With maintenance and operating costs one of the biggest pain points for shipowners, the company wanted to develop a solution that minimises maintenance. “We are using cutting-edge technology to keep this [maintenance] as simple as possible," said Ferrer. "Installing our wingsail system is exactly the same as installing a deck stringer. Anyone specialized in that can do it.”

Automation is what makes the sails economically viable, as it saves crew-related costs on maneuvering the wingsail. The amount of savings that you get with this technology is directly linked to the amount of wind and the size of the system installed, but especially the cost incurred in making such savings," said Ferrer. "If you save in consumption but then you spend a lot on such technology, the investment makes no sense.”

David Ferrer, CTO of Bound4Blue © Bound4Blue  

Innovation and collaboration

Bound4Blue currently holds four patented technologies and three pending ones. “As you can imagine, you cannot patent putting a sail on a vessel," said Ferrrer. "Nor you can patent the telescopic mast because that already exists. What we have patented are different types of rigid wingsail folding systems.

“We have also patented different applications of our system that use sails to produce hydrogen fuel. Basically, it generates energy through turbines as the vessels move through area with strong wind.” This, however, is not a priority. The team is now focused on compounding all the metrics from the existing pilots to understand what needs be improved further.

The company is currently facing fairly limited competition while entering an ecosystem in the midst of disruption. Companies worldwide have already started to work on diverse but similar technologies using the wind to reduce fuel consumption. Airseas is a French spin-off of the Airbus group and is currently testing an automated power kite-sail on cargo ships.
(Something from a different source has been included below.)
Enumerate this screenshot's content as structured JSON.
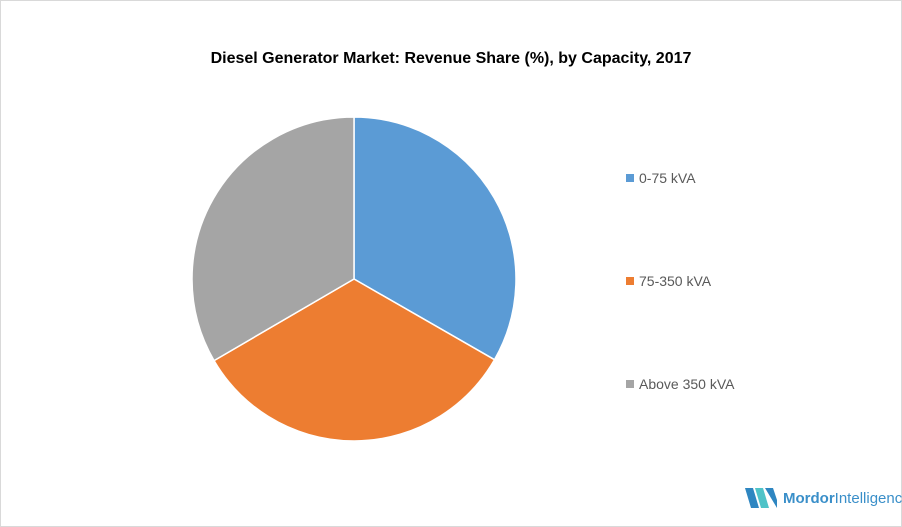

“They are all more or less at the same stage we are right now,” said Ferrer. “In this ecosystem, we are not really competing with each other. Our fight is to prove that wind propulsion technologies are feasible and can save money in the industry. Someone else's success is also our success.” In fact, industry players are joining the International Wingsail System Association, which promotes the implementation of wingsails on ships while sharing knowledge and experience.
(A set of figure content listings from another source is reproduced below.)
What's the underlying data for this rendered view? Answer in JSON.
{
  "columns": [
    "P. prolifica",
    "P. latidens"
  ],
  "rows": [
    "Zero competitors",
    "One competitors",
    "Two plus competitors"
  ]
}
Bound4Blue has established two offices: one in Barcelona and another in Santander. “In Cantabria [the province of Santander], there is a big shipping and maritime ecosystem," said Ferrer. "We have found suppliers with the experience and technology to produce and install our wingsails. We do also a lot of R&D, which has significant costs, and the government of Catalonia is helping us to finance it.” 

Geared up for launch

The startup was initially incubated at the European Space Agency (ESA) in Barcelona. It has also received Spanish funding from ENISA and the Horizon2020 European fund. To date, Bound4Blue has raised a total of €4m, around 1.5m sourced in the form of public grants. The rest comes from private angel investor funds. Investment so far has been used primarily to install and test the rigid sail on a 60-meter theatre vessel and on one merchant vessel. The company is also running a third paid pilot on a 37-meter fishing vessel.

“Now we are just in the final stage before the commercial launch," said Ferrer. "Our ongoing pilots have proved the viability of our technology. We just need to finalize all three to measure results and we expect this to happen mid-2020.”

The company is now looking to close a pre-seed round of about 3m that will be used to finalize the ongoing pilots and prepare for the official commercial launch, expected at the end of 2020. The team will be soon augmented with three sales units. “We already have some international customers waiting for us to launch and to install our sails on their vessels,” said Ferrer.

Bound4Blue's expansion will focus on the European and Asian markets, particularly South Korea, Japan and China, where most of the global vessel fleets are built. By 2025, the company expects to execute more than 100 projects a year.